Since the 2014 price collapse, many observers have leaned towards a pessimistic view on future attractiveness and growth prospects in Canadian oil sands. The cooling off of integrated oil company enthusiasm for the oil sands provides easy fodder for analysts and journalists trying to extrapolate an underlying industry trend. These notions are however oversimplifications of a more nuanced and complex story. While oil sands costs escalated relentlessly from the ramp-up in the early 2000s through 2014,  recent cost reductions are impressive, due to decreasing differentials, a lower Canadian dollar, lower operating costs, lower capital costs, lower natural gas costs, and lower condensate costs for diluent. With their backs against the wall and shareholders clamouring, producers are consolidating and adapting as they have in previous downturns to become lean manufacturers.
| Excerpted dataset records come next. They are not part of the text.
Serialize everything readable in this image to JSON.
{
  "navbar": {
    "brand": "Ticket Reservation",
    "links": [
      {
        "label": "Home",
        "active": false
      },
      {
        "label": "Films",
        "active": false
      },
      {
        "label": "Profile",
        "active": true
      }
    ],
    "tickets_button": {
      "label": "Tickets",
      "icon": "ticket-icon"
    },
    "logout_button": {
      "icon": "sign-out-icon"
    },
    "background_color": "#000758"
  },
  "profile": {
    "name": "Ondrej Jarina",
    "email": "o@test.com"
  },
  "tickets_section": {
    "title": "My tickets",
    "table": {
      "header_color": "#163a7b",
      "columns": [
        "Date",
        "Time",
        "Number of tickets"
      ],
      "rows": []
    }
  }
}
Suppliers and the labour market are starting to follow suit, further driving down costs with more competition and less rent-seeking than during the boom years. And though oil sands production is far from being environmentally innocuous, the visually unappealing open face mines are being reclaimed and greenfield projects have halted, while the lower-land impact, but higher-emitting SAGD operations are becoming less carbon intensive. Therefore, whether one is bearish or bullish on oil sands growth is a matter of perspective. Oil sands producers and investors may have a number of reasons to feel sanguine. But rapidly falling costs, streamlined designs and operations, labour and supplier availability, technological improvements, environmental impact reduction, and (eventually) new exit pipeline capacity, all point toward some level of continued growth in the oil sands. Looking ahead, the most vital for further oil sands growth is that the cornerstone Canadian-based producers demonstrate success in driving down full-cycle production costs, even beyond what has been already accomplished.